Research groups focus on the genetic, cellular and molecular basis of nervous system structure, function, and development. Topics of study include stem cell biology, neuronal and glial specification and differentiation, axonal and dendritic patterning, neuronal circuit assembly, synaptic development, ion channel structure and regulation, molecular and cellular biology of the synapse, synaptic physiology, molecular analysis of the neuronal cytoskeleton, and the biology of glial cells. Experimental approaches range from genetic and transcriptome analysis of neural precursors to functional interrogation of developing and mature neuronal circuits in vertebrate and invertebrate systems, including slice physiology, optogenetics, in vivo recording, biochemistry and genomic analysis.
Research groups study brain mechanisms in humans contributing to perception, learning, memory, motor control, decision-making and social interactions in health and disease. Approaches include behavior, computational modeling, eye tracking, fMRI, EEG, intracranial EEG, TMS, or MEG. Subjects range from healthy individuals to patients with psychiatric and neurological disorders. Research in humans parallels studies in non-humans, offering a complementary and synergistic research program to bridge across species and levels of analyses to advance understanding of the human mind, from cells, to circuits, to behavior.
Research groups focus on understanding the biological underpinnings of neurological and neuropsychiatric diseases including, but not limited to anxiety and depression, schizophrenia, autism spectrum disorder, SMA, inherited retinal diseases, and adult onset disorders such as Alzheimer’s disease, Parkinson’s disease, and amyotrophic lateral sclerosis). Experimental approaches comprise the full range of methods that typify disease research from classic electrophysiologic, behavioral, and modeling based methods to optogenetic, imaging and large scale genomic, proteomic and metabolomic methods. Similarly, a broad range of experimental model systems from animal model systems to ES cell and patient cell-derived systems to post mortem human tissue are used.
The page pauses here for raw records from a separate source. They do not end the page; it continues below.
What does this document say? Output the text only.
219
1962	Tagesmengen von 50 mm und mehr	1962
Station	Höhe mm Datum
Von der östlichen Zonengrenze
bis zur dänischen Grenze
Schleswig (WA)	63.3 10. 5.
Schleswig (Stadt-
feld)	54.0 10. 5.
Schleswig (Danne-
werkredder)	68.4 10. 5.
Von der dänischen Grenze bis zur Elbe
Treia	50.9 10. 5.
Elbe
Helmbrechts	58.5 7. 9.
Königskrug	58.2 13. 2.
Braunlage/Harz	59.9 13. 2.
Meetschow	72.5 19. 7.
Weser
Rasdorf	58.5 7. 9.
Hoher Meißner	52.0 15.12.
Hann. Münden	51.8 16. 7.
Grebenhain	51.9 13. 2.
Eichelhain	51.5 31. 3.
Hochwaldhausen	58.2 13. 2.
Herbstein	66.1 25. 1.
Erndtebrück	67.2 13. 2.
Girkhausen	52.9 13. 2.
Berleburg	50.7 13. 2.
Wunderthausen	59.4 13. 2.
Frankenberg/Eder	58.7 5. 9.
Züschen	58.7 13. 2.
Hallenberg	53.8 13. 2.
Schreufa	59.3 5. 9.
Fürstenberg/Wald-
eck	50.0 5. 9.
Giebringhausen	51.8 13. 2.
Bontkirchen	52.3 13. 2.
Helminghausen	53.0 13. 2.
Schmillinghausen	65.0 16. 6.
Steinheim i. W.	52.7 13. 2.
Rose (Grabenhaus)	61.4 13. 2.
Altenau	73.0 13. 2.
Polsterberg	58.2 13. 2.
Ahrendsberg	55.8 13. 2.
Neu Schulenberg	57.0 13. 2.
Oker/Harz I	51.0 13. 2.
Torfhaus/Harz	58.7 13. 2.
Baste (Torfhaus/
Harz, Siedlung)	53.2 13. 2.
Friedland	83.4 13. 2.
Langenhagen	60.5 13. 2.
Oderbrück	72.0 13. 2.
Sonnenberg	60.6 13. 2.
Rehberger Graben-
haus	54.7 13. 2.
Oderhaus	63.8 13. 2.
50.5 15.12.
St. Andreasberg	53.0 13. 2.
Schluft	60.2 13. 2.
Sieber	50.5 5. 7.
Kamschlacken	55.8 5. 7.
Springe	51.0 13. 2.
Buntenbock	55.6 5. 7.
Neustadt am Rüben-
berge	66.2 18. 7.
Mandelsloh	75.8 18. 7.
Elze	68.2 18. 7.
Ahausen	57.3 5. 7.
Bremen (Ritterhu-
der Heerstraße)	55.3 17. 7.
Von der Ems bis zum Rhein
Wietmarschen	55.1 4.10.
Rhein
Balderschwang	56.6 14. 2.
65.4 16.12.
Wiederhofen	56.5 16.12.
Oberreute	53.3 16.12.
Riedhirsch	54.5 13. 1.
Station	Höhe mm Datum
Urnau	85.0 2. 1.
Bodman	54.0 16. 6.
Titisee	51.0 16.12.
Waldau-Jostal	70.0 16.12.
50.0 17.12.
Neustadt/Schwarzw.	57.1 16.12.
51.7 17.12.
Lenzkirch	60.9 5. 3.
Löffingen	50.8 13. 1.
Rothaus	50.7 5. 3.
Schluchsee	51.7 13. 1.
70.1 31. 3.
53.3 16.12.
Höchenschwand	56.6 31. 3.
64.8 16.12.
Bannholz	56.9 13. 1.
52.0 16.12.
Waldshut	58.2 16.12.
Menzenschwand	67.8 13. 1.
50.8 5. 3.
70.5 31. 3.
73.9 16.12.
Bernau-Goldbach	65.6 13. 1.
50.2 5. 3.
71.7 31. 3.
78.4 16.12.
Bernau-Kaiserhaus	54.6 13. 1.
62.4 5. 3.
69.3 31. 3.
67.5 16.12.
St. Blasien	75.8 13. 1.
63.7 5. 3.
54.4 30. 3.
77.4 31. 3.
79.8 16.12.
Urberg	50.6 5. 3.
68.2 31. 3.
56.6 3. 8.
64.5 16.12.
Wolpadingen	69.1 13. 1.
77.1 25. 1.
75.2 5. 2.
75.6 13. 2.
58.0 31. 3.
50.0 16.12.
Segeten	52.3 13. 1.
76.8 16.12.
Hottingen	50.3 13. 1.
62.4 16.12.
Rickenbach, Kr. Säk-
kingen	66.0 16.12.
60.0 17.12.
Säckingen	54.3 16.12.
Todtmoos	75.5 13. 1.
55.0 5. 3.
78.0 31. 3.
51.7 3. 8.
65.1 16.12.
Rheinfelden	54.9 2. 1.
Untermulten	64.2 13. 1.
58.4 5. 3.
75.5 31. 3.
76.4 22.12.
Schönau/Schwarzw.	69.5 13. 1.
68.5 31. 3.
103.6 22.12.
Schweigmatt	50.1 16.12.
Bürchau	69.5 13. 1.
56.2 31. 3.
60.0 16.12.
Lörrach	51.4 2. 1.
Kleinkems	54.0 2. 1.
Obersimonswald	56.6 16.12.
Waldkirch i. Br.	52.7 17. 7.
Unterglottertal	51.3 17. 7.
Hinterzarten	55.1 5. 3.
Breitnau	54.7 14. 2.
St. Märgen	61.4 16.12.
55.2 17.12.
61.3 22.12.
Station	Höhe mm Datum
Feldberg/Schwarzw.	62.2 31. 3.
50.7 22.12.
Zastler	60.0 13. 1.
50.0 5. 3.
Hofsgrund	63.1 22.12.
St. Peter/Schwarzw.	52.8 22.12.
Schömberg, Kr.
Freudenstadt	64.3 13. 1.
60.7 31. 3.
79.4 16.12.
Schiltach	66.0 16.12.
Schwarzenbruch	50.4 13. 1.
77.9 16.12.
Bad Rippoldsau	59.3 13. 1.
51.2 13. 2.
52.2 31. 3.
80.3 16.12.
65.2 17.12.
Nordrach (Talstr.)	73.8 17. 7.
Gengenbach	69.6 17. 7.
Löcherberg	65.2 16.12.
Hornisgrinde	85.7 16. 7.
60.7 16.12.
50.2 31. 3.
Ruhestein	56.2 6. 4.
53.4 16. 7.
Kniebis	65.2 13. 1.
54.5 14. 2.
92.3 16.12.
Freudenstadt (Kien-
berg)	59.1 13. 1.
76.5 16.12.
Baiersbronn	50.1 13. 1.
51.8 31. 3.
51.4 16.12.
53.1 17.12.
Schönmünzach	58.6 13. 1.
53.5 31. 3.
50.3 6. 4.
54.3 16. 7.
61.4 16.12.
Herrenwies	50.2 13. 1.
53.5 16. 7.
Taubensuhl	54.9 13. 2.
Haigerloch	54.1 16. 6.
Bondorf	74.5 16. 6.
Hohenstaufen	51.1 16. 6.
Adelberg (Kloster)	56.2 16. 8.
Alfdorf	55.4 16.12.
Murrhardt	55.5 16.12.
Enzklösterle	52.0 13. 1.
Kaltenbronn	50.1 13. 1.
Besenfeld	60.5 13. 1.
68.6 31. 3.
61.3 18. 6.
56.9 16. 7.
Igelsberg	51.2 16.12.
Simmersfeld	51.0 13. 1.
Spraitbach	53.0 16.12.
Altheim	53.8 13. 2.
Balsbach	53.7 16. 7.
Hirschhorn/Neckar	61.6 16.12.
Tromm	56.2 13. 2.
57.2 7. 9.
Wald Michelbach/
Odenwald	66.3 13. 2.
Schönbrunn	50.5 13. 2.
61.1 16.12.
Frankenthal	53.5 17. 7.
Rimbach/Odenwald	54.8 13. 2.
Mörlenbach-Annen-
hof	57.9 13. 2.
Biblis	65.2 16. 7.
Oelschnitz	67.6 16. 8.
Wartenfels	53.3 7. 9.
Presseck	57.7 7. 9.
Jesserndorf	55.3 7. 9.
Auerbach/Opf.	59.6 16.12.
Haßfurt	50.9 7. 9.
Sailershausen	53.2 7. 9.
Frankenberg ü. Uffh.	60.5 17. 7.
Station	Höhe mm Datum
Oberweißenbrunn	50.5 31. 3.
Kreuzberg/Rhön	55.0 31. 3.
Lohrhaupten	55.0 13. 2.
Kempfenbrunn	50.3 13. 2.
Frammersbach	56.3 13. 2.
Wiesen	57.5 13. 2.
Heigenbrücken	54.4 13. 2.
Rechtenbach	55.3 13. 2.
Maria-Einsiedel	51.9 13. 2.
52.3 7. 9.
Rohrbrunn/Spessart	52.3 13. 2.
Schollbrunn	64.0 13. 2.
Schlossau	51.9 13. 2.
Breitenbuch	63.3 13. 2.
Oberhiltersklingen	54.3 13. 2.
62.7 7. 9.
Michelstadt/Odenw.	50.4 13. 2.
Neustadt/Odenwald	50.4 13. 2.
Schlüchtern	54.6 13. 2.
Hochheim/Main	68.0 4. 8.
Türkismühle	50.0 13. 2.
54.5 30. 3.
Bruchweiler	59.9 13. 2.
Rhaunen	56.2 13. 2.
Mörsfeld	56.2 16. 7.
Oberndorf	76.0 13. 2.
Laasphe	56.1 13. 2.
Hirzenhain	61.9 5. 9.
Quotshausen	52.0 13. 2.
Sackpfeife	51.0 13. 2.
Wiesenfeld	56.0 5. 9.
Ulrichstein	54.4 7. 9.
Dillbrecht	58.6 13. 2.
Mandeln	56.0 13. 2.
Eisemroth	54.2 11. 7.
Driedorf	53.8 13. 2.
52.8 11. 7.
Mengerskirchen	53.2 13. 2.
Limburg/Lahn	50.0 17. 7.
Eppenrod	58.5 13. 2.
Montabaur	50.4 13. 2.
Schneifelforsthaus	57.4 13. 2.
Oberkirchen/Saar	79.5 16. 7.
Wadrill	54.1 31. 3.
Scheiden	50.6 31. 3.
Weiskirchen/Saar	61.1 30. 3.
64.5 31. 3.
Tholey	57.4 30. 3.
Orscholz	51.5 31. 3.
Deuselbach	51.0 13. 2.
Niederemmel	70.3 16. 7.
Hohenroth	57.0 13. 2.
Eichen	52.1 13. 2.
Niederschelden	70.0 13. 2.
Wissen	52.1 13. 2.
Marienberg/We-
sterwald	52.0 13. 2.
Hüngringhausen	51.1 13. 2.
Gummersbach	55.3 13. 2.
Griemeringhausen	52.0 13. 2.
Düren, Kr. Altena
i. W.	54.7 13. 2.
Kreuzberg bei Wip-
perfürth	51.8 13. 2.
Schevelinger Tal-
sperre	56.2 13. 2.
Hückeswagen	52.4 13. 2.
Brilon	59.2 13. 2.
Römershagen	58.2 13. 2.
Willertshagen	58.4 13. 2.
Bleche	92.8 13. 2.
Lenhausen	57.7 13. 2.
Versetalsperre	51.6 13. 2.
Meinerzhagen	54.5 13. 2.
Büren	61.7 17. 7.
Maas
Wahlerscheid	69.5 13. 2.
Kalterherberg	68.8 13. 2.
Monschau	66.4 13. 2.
Research groups use theoretical (mathematical and computational) methods to model neural circuits and systems and to analyze neural data. Topics of study span across all the areas of neuroscience described in the other specializations. Theorists work both on purely theoretical topics, addressing fundamental questions of how circuits and systems can function, learn, and represent and of how structure can be found in data; and in collaborations with a wide range of experimentalists. In collaborations, there, ideally, is a back and forth in which theory can drive the experiments to be done, as well as analyze or model the data after it is collected. If you expect to do purely theoretical work for your graduate work, even if it is in close collaboration with an experimental lab, choose only this specialization. If you expect to do experimental work with a strong theoretical component, or theoretical work with an experimental component, list this specialization and an experimental specialization, in the order of importance you think they will have in your work. There are many opportunities for any experimentalist to be involved in collaborations with theorists, but do not choose this specialization unless you expect a significant portion of your graduate work to be in theory.